Una tarde, se fijó en que un par de aves se encontraban tumbadas en el suelo de la jaula y no se movían ni para comer. Juani pensó que podía deberse al calor. El verano había estallado con fuerza aquel año. Las flores en los árboles y los prados ya se habían secado y las moscas empezaban a molestar con sus zumbidos. Cuando metió la mano para mover a los pájaros, descubrió que tenían debajo un puñado de huevos blancos, del tamaño de aceitunas. Emocionada por la idea de ver pronto nacer a los bebés, cuidó con más cariño aquellos días de las entregadas hembras, que no se separaban de sus tesoros.

Pero ahora Juani, aterrada, no podía apartar la vista de esos polluelos deformes, mientras veía a las abnegadas madres ir y venir con la comida para introducirla en esas gargantas insaciables. Y empezó a notar que los movimientos de todos los pájaros en aquella jaula se volvían angustiosos. Veía moverse sus picos y le parecía que se ahogaban, que querían respirar sin conseguirlo. Los observaba revolotear dentro de los barrotes y sus aleteos se le antojaban frenéticos, desesperados. Un sabor a metal que ya conocía subió por su garganta y se instaló en su boca.
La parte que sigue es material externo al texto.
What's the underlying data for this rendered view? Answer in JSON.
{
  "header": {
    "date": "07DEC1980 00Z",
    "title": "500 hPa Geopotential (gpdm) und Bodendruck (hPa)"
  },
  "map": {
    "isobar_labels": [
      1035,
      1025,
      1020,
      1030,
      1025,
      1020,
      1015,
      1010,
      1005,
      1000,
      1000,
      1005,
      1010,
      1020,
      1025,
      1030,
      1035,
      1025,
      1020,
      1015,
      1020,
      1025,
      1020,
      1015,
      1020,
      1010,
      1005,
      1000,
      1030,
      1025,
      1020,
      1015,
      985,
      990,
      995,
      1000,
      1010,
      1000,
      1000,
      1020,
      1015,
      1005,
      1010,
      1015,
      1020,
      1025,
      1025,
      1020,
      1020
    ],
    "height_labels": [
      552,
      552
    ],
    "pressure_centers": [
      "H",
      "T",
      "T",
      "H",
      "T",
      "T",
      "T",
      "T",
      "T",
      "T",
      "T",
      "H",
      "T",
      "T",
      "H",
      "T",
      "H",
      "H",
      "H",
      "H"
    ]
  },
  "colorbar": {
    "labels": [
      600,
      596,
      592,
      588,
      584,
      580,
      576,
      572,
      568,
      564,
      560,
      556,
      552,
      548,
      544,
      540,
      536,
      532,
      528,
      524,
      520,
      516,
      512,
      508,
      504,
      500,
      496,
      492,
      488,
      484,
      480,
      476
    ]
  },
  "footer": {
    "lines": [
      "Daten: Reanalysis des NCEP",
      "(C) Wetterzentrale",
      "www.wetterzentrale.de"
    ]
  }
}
No se lo pensó dos veces. Metió la mano en la jaula y cogió a una de las crías. Se la echó en el bolsillo del delantal y volvió a meter la mano para coger a la siguiente. No cambió de idea ni cuando tuvo que espantar de un manotazo a las enfurecidas madres, que trataban de defender a los polluelos. Ya me lo agradeceréis, ya. Los dientes le rechinaban como cuchillos. Cogió a la última de las crías, se acercó al pozo y vació sus bolsillos sin miramientos. Luego volvió a la jaula, abrió las puertas de par en par y esperó hasta que el último de los pájaros desapareció de su vista.
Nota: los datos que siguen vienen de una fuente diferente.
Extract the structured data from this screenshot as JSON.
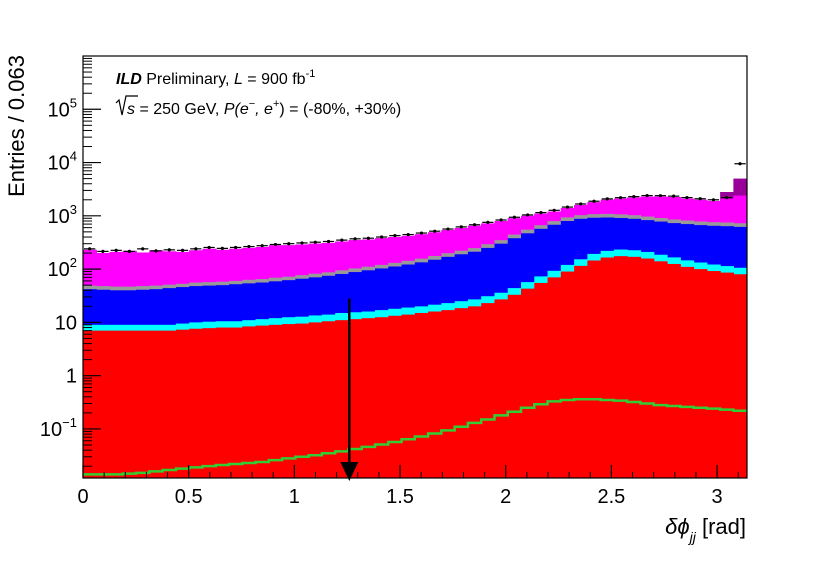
{
  "chart_data": {
    "type": "area",
    "title": "",
    "annotation": {
      "experiment": "ILD",
      "status": " Preliminary, ",
      "lumi_symbol": "L",
      "lumi_text": " = 900 fb",
      "lumi_exp": "-1",
      "sqrt_s_symbol": "s",
      "energy_text": " = 250 GeV, ",
      "pol_symbol": "P",
      "pol_open": "(e",
      "pol_minus": "−",
      "pol_mid": ", e",
      "pol_plus": "+",
      "pol_close": ") = (-80%, +30%)"
    },
    "xlabel_prefix": "δϕ",
    "xlabel_sub": "jj",
    "xlabel_unit": " [rad]",
    "ylabel": "Entries / 0.063",
    "xlim": [
      0,
      3.1416
    ],
    "ylim": [
      0.012,
      1000000
    ],
    "yscale": "log",
    "x_ticks": [
      {
        "value": 0,
        "label": "0"
      },
      {
        "value": 0.5,
        "label": "0.5"
      },
      {
        "value": 1,
        "label": "1"
      },
      {
        "value": 1.5,
        "label": "1.5"
      },
      {
        "value": 2,
        "label": "2"
      },
      {
        "value": 2.5,
        "label": "2.5"
      },
      {
        "value": 3,
        "label": "3"
      }
    ],
    "y_ticks": [
      {
        "value": 0.1,
        "base": "10",
        "exp": "−1"
      },
      {
        "value": 1,
        "base": "1",
        "exp": ""
      },
      {
        "value": 10,
        "base": "10",
        "exp": ""
      },
      {
        "value": 100,
        "base": "10",
        "exp": "2"
      },
      {
        "value": 1000,
        "base": "10",
        "exp": "3"
      },
      {
        "value": 10000,
        "base": "10",
        "exp": "4"
      },
      {
        "value": 100000,
        "base": "10",
        "exp": "5"
      }
    ],
    "bin_width": 0.0628,
    "n_bins": 50,
    "cut_line": {
      "x": 1.26,
      "y_top": 28
    },
    "background_colors": {
      "red": "#ff0000",
      "cyan": "#00ffff",
      "blue": "#0000ff",
      "gray": "#999999",
      "magenta": "#ff00ff",
      "purple": "#990099",
      "signal": "#33cc33",
      "points": "#000000"
    },
    "series": [
      {
        "key": "red",
        "values": [
          7,
          7,
          7,
          7,
          7,
          7,
          7,
          7.3,
          7.6,
          7.8,
          8,
          8,
          8.4,
          8.7,
          9,
          9.3,
          9.5,
          10,
          10.5,
          11,
          11.5,
          12,
          12.5,
          13.3,
          14,
          15,
          16,
          17,
          18.5,
          20,
          23,
          27,
          33,
          43,
          55,
          70,
          90,
          115,
          145,
          165,
          175,
          170,
          158,
          140,
          125,
          110,
          100,
          92,
          86,
          80
        ]
      },
      {
        "key": "cyan",
        "values": [
          9,
          9,
          9,
          9,
          9,
          9,
          9,
          9.5,
          10,
          10.3,
          10.5,
          10.5,
          11,
          11.5,
          12,
          12.5,
          12.8,
          13.5,
          14,
          15,
          15.5,
          16,
          17,
          18,
          19,
          20,
          21.5,
          23,
          25,
          27,
          31,
          36,
          44,
          57,
          73,
          93,
          120,
          153,
          193,
          220,
          233,
          226,
          210,
          186,
          166,
          146,
          133,
          122,
          114,
          106
        ]
      },
      {
        "key": "blue",
        "values": [
          42,
          41,
          40,
          40,
          41,
          42,
          44,
          46,
          48,
          49,
          50,
          52,
          54,
          56,
          59,
          62,
          66,
          70,
          75,
          81,
          88,
          95,
          103,
          112,
          122,
          134,
          150,
          170,
          190,
          212,
          250,
          300,
          380,
          470,
          570,
          680,
          800,
          880,
          920,
          930,
          910,
          880,
          830,
          780,
          730,
          700,
          670,
          650,
          640,
          620
        ]
      },
      {
        "key": "gray",
        "values": [
          49,
          48,
          47,
          47,
          48,
          49,
          51,
          53,
          56,
          57,
          58,
          60,
          63,
          65,
          69,
          72,
          77,
          82,
          87,
          95,
          103,
          111,
          120,
          131,
          143,
          157,
          176,
          199,
          222,
          248,
          293,
          350,
          445,
          550,
          667,
          795,
          935,
          1030,
          1075,
          1088,
          1065,
          1030,
          970,
          912,
          854,
          818,
          784,
          760,
          749,
          725
        ]
      },
      {
        "key": "magenta",
        "values": [
          230,
          200,
          210,
          220,
          205,
          225,
          215,
          210,
          225,
          240,
          230,
          240,
          250,
          260,
          280,
          280,
          290,
          300,
          310,
          330,
          350,
          360,
          380,
          400,
          420,
          450,
          490,
          540,
          590,
          650,
          720,
          800,
          900,
          1000,
          1100,
          1200,
          1400,
          1600,
          1800,
          2000,
          2100,
          2200,
          2300,
          2300,
          2250,
          2100,
          2000,
          1900,
          2100,
          2400
        ]
      },
      {
        "key": "purple",
        "values": [
          0,
          0,
          0,
          0,
          0,
          0,
          0,
          0,
          0,
          0,
          0,
          0,
          0,
          0,
          0,
          0,
          0,
          0,
          0,
          0,
          0,
          0,
          0,
          0,
          0,
          0,
          0,
          0,
          0,
          0,
          0,
          0,
          0,
          0,
          0,
          0,
          0,
          0,
          0,
          0,
          0,
          0,
          0,
          0,
          0,
          0,
          0,
          0,
          700,
          2600
        ]
      },
      {
        "key": "signal",
        "values": [
          0.014,
          0.014,
          0.014,
          0.0145,
          0.015,
          0.016,
          0.017,
          0.018,
          0.019,
          0.02,
          0.021,
          0.022,
          0.023,
          0.024,
          0.026,
          0.028,
          0.03,
          0.032,
          0.035,
          0.038,
          0.042,
          0.046,
          0.051,
          0.057,
          0.064,
          0.072,
          0.082,
          0.094,
          0.11,
          0.13,
          0.15,
          0.18,
          0.21,
          0.25,
          0.29,
          0.33,
          0.35,
          0.36,
          0.36,
          0.35,
          0.34,
          0.32,
          0.3,
          0.28,
          0.27,
          0.26,
          0.25,
          0.24,
          0.23,
          0.22
        ]
      },
      {
        "key": "data_points",
        "values": [
          240,
          215,
          225,
          215,
          240,
          220,
          230,
          225,
          240,
          255,
          245,
          255,
          265,
          275,
          290,
          300,
          310,
          320,
          330,
          350,
          370,
          380,
          400,
          425,
          445,
          475,
          515,
          565,
          620,
          680,
          755,
          835,
          940,
          1040,
          1150,
          1270,
          1460,
          1670,
          1880,
          2080,
          2190,
          2290,
          2400,
          2390,
          2340,
          2200,
          2090,
          2000,
          2200,
          9500
        ]
      }
    ]
  }
}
Aquel fue el último día que Juani le deseó algún mal a Roberto. Al cabo de un tiempo dejó incluso de acordarse de él. En los alrededores del pueblo se siguieron viendo periquitos durante muchos años, brillando al contraste con los verdes y dorados del campo manchego.
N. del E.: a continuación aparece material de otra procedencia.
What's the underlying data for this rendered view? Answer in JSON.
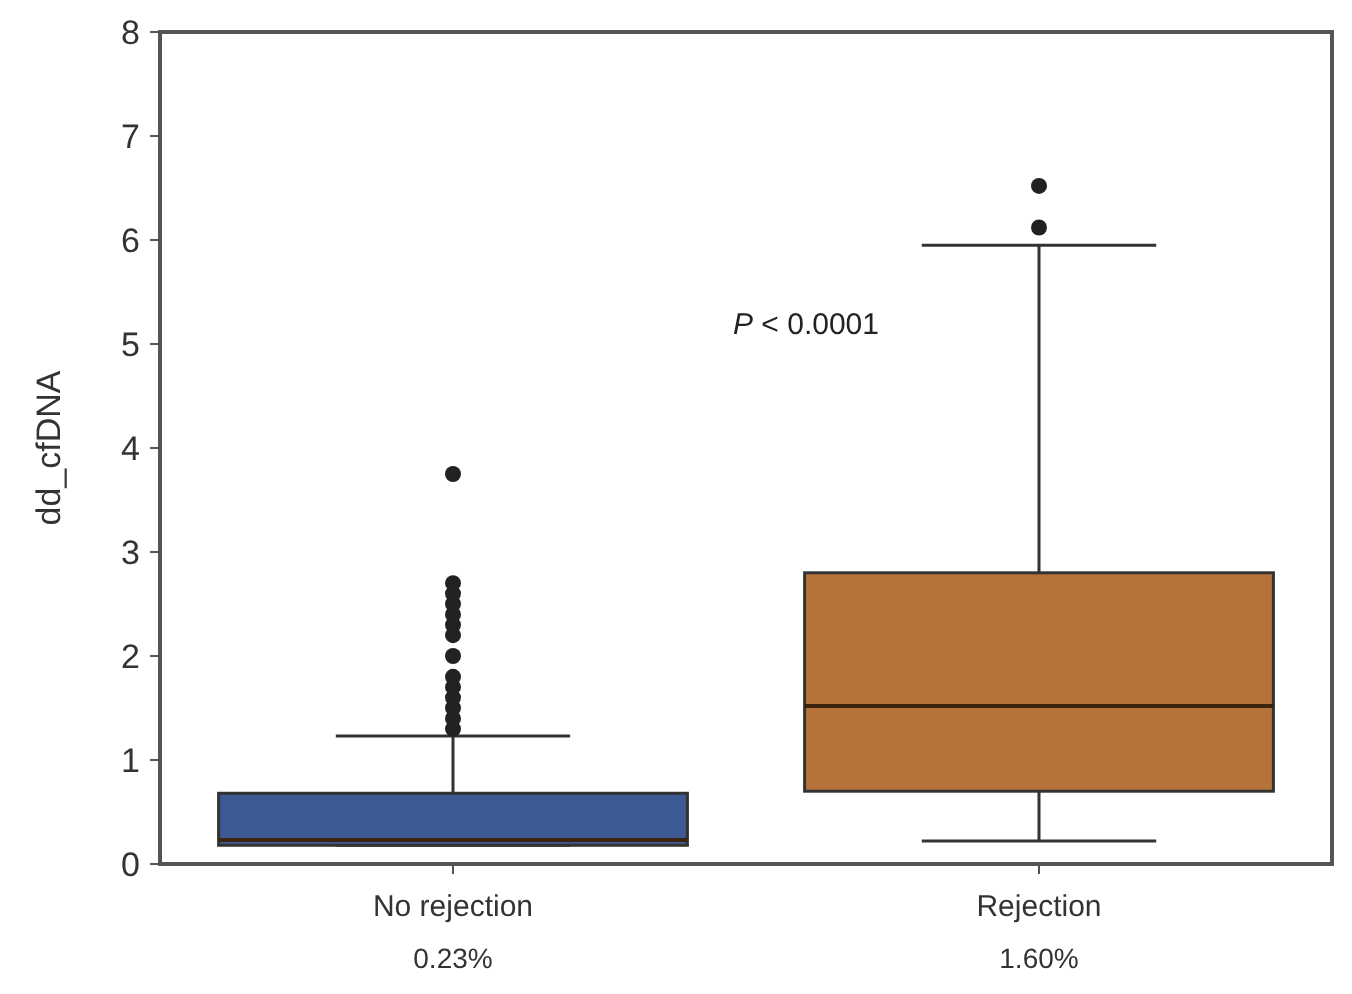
{
  "chart_data": {
    "type": "box",
    "ylabel": "dd_cfDNA",
    "categories": [
      "No rejection",
      "Rejection"
    ],
    "colors": [
      "#3e5a94",
      "#b5733a"
    ],
    "boxes": [
      {
        "low": 0.18,
        "q1": 0.18,
        "median": 0.23,
        "q3": 0.68,
        "high": 1.23,
        "outliers": [
          1.3,
          1.4,
          1.5,
          1.6,
          1.7,
          1.8,
          2.0,
          2.2,
          2.3,
          2.4,
          2.5,
          2.6,
          2.7,
          3.75
        ]
      },
      {
        "low": 0.22,
        "q1": 0.7,
        "median": 1.52,
        "q3": 2.8,
        "high": 5.95,
        "outliers": [
          6.12,
          6.52
        ]
      }
    ],
    "ylim": [
      0,
      8
    ],
    "yticks": [
      0,
      1,
      2,
      3,
      4,
      5,
      6,
      7,
      8
    ],
    "grid": false,
    "annotations": [
      "P < 0.0001",
      "0.23%",
      "1.60%"
    ]
  }
}
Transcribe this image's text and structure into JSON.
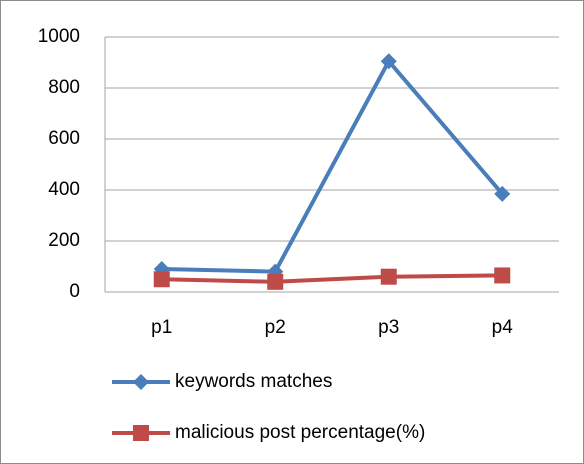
{
  "chart_data": {
    "type": "line",
    "categories": [
      "p1",
      "p2",
      "p3",
      "p4"
    ],
    "series": [
      {
        "name": "keywords matches",
        "color": "#4a7ebb",
        "marker": "diamond",
        "values": [
          90,
          80,
          905,
          385
        ]
      },
      {
        "name": "malicious post percentage(%)",
        "color": "#be4b48",
        "marker": "square",
        "values": [
          50,
          40,
          60,
          65
        ]
      }
    ],
    "ylim": [
      0,
      1000
    ],
    "yticks": [
      0,
      200,
      400,
      600,
      800,
      1000
    ],
    "grid": true,
    "legend": "bottom"
  }
}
Hoy, Juani ha salido a pasear, como casi todas las tardes. Y como casi todas las tardes, levanta la mirada y se fija en los pájaros que dibujan círculos sobre su cabeza y que se posan en las vallas que rodean el jardín, y entonces se acuerda de la jaula y le cuenta la historia del día que liberó a los periquitos al que la quiera escuchar. Lo que nunca cuenta, es que los polluelos no fueron lo único que cayó al pozo aquella tarde. Eso lo pone en el informe del psiquiátrico donde está internada desde aquel día. Suele tener buen carácter y es colaboradora con los médicos, aunque también tiene días malos. Esos días, se queja de un sabor metálico y tiene rabietas terribles porque nunca le dejan ver a su bebé.

A veces, las peores jaulas son aquellas que no tienen barrotes de metal.